There is no evidence some investors profited from knowledge of Hamas's attack on Israel before it took place on 7 October, the Israel Securities Authority (ISA) has said.

One academic study had suggested investors betting against the Israeli economy made large sums.

It said it found significant short-selling in the run-up to the attacks.

But the report has since been called "inaccurate" and "irresponsible" by the Tel Aviv Stock Exchange (TASE).

The ISA said it was dropping its investigation into the matter.

Short-selling is when investors try to make money on shares, bonds or other financial instruments that they think will fall in price.
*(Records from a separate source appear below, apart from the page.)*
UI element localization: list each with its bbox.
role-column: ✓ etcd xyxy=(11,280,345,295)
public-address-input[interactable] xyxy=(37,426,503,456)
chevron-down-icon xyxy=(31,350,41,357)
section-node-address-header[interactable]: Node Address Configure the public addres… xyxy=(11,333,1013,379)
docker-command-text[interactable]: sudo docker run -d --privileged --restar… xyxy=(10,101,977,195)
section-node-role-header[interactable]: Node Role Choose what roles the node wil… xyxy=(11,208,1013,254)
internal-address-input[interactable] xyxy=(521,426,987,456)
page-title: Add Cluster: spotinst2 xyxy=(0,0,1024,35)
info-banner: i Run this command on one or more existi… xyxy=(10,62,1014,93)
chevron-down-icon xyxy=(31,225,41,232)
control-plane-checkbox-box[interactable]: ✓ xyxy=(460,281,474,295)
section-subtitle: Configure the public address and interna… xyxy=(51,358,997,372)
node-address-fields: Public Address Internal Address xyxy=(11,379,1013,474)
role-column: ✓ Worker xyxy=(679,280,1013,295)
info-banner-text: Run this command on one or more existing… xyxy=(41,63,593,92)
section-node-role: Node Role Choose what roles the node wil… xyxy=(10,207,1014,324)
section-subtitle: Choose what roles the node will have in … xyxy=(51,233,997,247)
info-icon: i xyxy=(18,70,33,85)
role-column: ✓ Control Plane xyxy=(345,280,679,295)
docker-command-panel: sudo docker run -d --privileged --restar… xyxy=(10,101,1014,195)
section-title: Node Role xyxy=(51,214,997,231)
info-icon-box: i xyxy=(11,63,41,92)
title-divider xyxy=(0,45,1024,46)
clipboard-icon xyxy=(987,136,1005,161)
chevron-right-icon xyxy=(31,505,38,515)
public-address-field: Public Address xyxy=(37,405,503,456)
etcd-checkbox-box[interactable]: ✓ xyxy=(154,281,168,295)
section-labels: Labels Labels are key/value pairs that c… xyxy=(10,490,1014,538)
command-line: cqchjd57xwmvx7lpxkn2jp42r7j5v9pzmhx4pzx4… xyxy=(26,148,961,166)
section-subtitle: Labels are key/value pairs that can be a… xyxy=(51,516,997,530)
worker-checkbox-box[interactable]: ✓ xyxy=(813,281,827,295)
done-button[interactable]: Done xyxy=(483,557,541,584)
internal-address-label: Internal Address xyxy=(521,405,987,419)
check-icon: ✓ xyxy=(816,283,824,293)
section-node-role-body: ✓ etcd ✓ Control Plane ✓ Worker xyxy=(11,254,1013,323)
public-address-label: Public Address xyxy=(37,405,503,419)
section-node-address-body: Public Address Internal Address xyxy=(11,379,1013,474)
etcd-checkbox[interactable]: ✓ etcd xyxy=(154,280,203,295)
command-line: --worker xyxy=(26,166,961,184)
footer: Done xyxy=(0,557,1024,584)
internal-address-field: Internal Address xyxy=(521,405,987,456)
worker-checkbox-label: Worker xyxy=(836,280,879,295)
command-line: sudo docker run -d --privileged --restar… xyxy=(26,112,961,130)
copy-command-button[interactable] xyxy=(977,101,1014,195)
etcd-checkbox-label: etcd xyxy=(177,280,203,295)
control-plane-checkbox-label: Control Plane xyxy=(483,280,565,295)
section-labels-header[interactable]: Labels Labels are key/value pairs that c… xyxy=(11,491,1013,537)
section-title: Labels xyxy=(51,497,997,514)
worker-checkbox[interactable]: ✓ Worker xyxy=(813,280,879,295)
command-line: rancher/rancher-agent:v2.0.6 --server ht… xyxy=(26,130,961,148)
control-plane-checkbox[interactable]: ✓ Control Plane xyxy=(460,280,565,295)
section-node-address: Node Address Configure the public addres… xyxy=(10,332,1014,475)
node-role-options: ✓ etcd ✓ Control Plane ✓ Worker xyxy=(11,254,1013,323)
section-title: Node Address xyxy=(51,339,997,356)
They arrange to sell shares they do not yet own at the current price, hoping to buy them later at a cheaper price before the shares change hands, so they can then bank the difference.

"Days before the attack, traders appeared to anticipate the events to come," researchers Robert Jackson Jr from New York University and Joshua Mitts of Columbia University had stated on Tuesday.

The researchers said they had identified a dramatic increase in investors seeking to sell shares in Israeli companies on the TASE.

But the stock exchange said the claims made in the academic paper since were inaccurate, labelling them "irresponsible".

TASE said the authors of the report had miscalculated the sums, showing the value of the share prices in agorot, similar to pennies, instead of Israeli shekels.

"Therefore they calculate a profit of NIS 3.2bn (£680m) when in practice the profit was only NIS 32m (£6.8m)," TASE's head of trade Yaniv Pagot told the publication Globes.

He also said claims of a sudden spike in trading before the attack were "divorced from reality".

The researchers have corrected the currency mistake in their report, but Mr Mitts on Tuesday said that he stood by the "highly unusual" exchange traded fund (ETF) and short-dated options activity also identified by the researchers.

Correction 7 December: This article updates a previous one that included incorrect currency information provided in the report by Robert Jackson Jr from New York University and Joshua Mitts of Columbia University.